Normally, it’s the employees litigating against an employer for nonpayment of wages. In this case, however, hotel workers in Los Angeles are quite happy about the prospect of wages increasing. It was in late September of last year that Los Angeles City Council passed the hotel wage ordinance, giving initial approval to the idea of a minimum wage for the city’s hotel workers exceeding $15 per hour in order to foster a higher living wage for workers in the city’s hotel industry. It’s not that the vote was close - in spite of the hotel industry’s objections over fears of increased costs and a slowdown of hotel development in the city because of the proposed wage increase, the ordinance passed 12-3. The City followed up last month by granting initial approval to a $15-per-hour minimum wage by way of a gradual implementation between now and 2020 for most businesses - not just hotels.

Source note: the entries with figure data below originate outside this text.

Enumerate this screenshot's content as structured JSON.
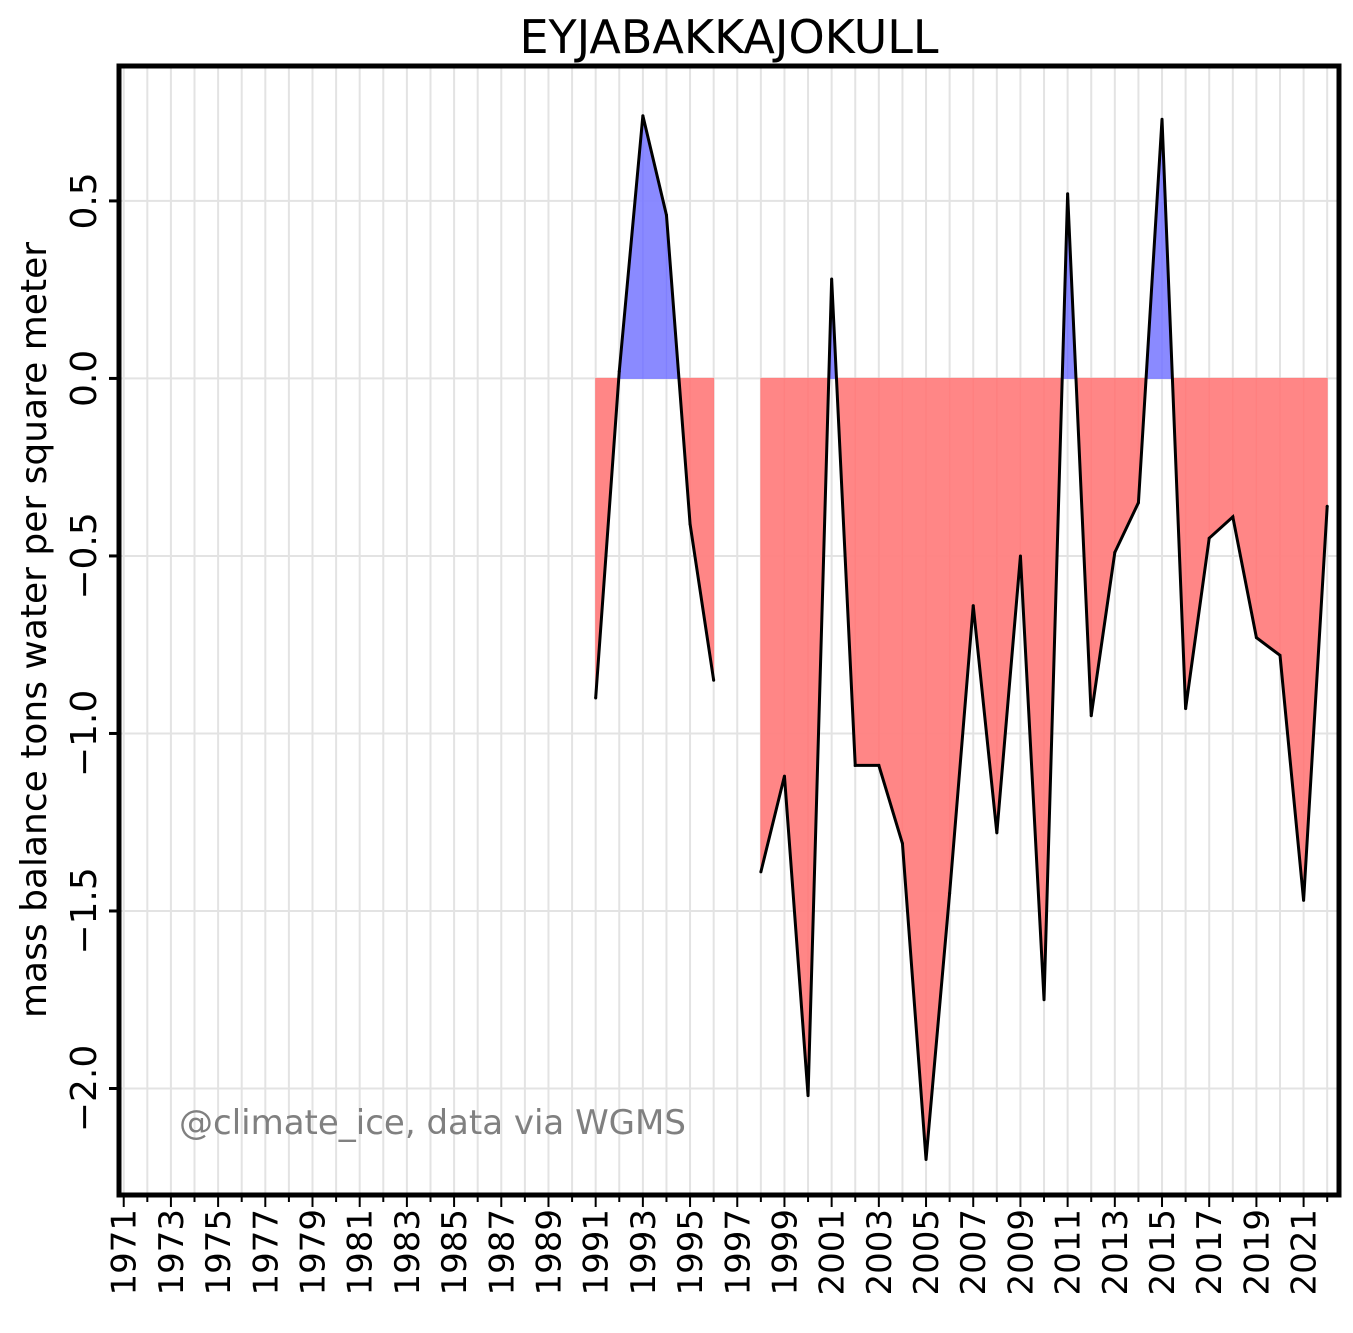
{
  "chart_data": {
    "type": "area",
    "title": "EYJABAKKAJOKULL",
    "xlabel": "",
    "ylabel": "mass balance tons water per square meter",
    "annotation": "@climate_ice, data via WGMS",
    "xlim": [
      1970.8,
      2022.5
    ],
    "ylim": [
      -2.3,
      0.88
    ],
    "grid": true,
    "x_ticks": [
      1971,
      1973,
      1975,
      1977,
      1979,
      1981,
      1983,
      1985,
      1987,
      1989,
      1991,
      1993,
      1995,
      1997,
      1999,
      2001,
      2003,
      2005,
      2007,
      2009,
      2011,
      2013,
      2015,
      2017,
      2019,
      2021
    ],
    "x_tick_labels": [
      "1971",
      "1973",
      "1975",
      "1977",
      "1979",
      "1981",
      "1983",
      "1985",
      "1987",
      "1989",
      "1991",
      "1993",
      "1995",
      "1997",
      "1999",
      "2001",
      "2003",
      "2005",
      "2007",
      "2009",
      "2011",
      "2013",
      "2015",
      "2017",
      "2019",
      "2021"
    ],
    "y_ticks": [
      -2.0,
      -1.5,
      -1.0,
      -0.5,
      0.0,
      0.5
    ],
    "y_tick_labels": [
      "−2.0",
      "−1.5",
      "−1.0",
      "−0.5",
      "0.0",
      "0.5"
    ],
    "positive_color": "#8080ff",
    "negative_color": "#ff8080",
    "line_color": "#000000",
    "series": [
      {
        "x": [
          1991,
          1992,
          1993,
          1994,
          1995,
          1996
        ],
        "values": [
          -0.9,
          0.02,
          0.74,
          0.46,
          -0.41,
          -0.85
        ]
      },
      {
        "x": [
          1998,
          1999,
          2000,
          2001,
          2002,
          2003,
          2004,
          2005,
          2006,
          2007,
          2008,
          2009,
          2010,
          2011,
          2012,
          2013,
          2014,
          2015,
          2016,
          2017,
          2018,
          2019,
          2020,
          2021,
          2022
        ],
        "values": [
          -1.39,
          -1.12,
          -2.02,
          0.28,
          -1.09,
          -1.09,
          -1.31,
          -2.2,
          -1.45,
          -0.64,
          -1.28,
          -0.5,
          -1.75,
          0.52,
          -0.95,
          -0.49,
          -0.35,
          0.73,
          -0.93,
          -0.45,
          -0.39,
          -0.73,
          -0.78,
          -1.47,
          -0.36
        ]
      }
    ]
  }
}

Again, this is just the City of Los Angeles talking, as opposed to the entire state through California labor code. Be that as it may, the hotel industry has cried foul, launching a California labor lawsuit to fight the new wage ordinance. Filed in December, the lawsuit suffered a setback for the litigants last month when US District Judge Andre Birotte Jr. issued an opinion on May 13 that challenged the strength of the defendant’s case for preemption of the City ordinance by the NLRA.

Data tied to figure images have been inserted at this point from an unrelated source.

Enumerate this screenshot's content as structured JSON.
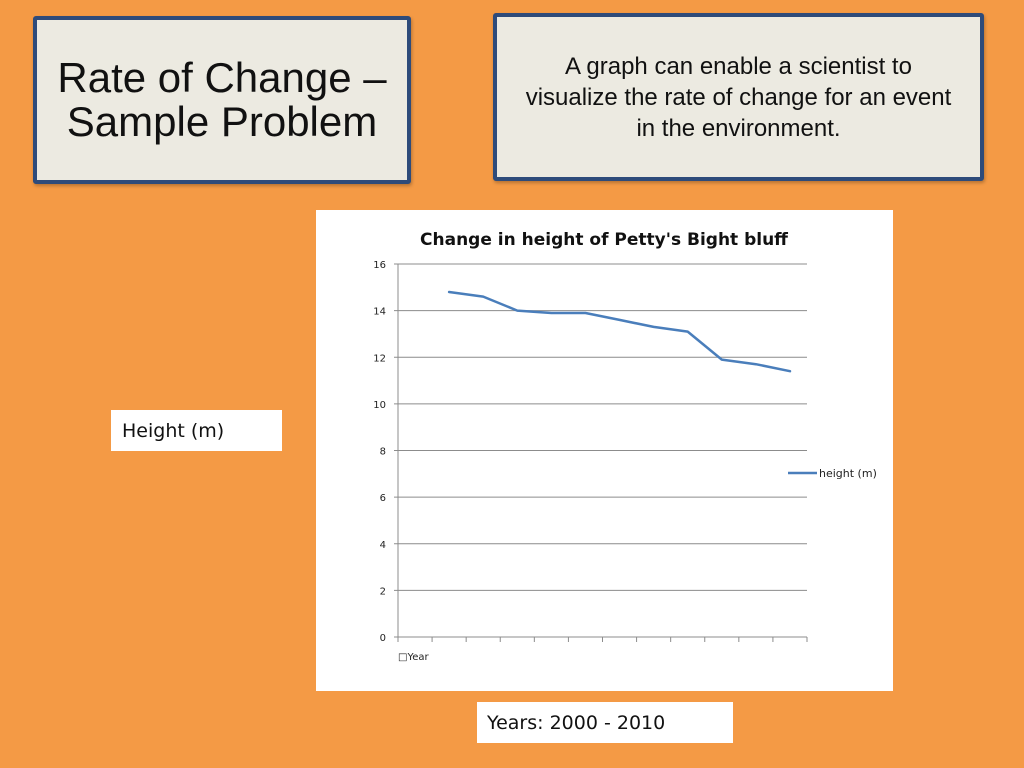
{
  "slide": {
    "title": "Rate of Change – Sample Problem",
    "description": "A graph can enable a scientist to visualize the rate of change for an event in the environment.",
    "y_axis_note": "Height (m)",
    "years_note": "Years: 2000 - 2010"
  },
  "colors": {
    "background": "#F49A45",
    "box_fill": "#ECEAE1",
    "box_border": "#2E4B7A",
    "series_line": "#4A7EBB"
  },
  "chart_data": {
    "type": "line",
    "title": "Change in height of Petty's Bight bluff",
    "xlabel": "□Year",
    "ylabel": "",
    "ylim": [
      0,
      16
    ],
    "y_ticks": [
      0,
      2,
      4,
      6,
      8,
      10,
      12,
      14,
      16
    ],
    "x_slots": 12,
    "grid": "horizontal",
    "legend_position": "right",
    "series": [
      {
        "name": "height (m)",
        "values": [
          14.8,
          14.6,
          14.0,
          13.9,
          13.9,
          13.6,
          13.3,
          13.1,
          11.9,
          11.7,
          11.4
        ]
      }
    ]
  }
}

The judge, in his order, questioned if the lawsuit was even motivated by an alleged conflict between municipal law and the NLRA. “A review of plaintiffs’ arguments and evidence...make clear that plaintiffs’ biggest concern with the wage ordinance is that it is bad economic policy,” he wrote. “However, it is not the role of the court to interject into matters of legislative economic policy under the guise of NLRA preemption.”
The plaintiffs, identified as The American Hotel & Lodging Association (AHLA) and the Asian American Hotel Owners Association will appeal the order. Katherine Lugar, the CEO of AHLA, said in a statement issued June 11 that the organization was pursuing the appeal “to protect our member hotels from suffering irreparable harm” as a result of the ordinance.
“We continue to believe the evidence will show that the act improperly disrupts the balance of economic power between labor and management,” Lugar continued. “This imbalance creates unprecedented bargaining leverage for labor, violating the National Labor Relations Act.”
Los Angeles City Council gave final approval to the ordinance on June 10. The plaintiffs announced their appeal a day later. The clock is ticking, as the California labor employment law applicable to only hotels in the City of Los Angeles goes into effect on July 1.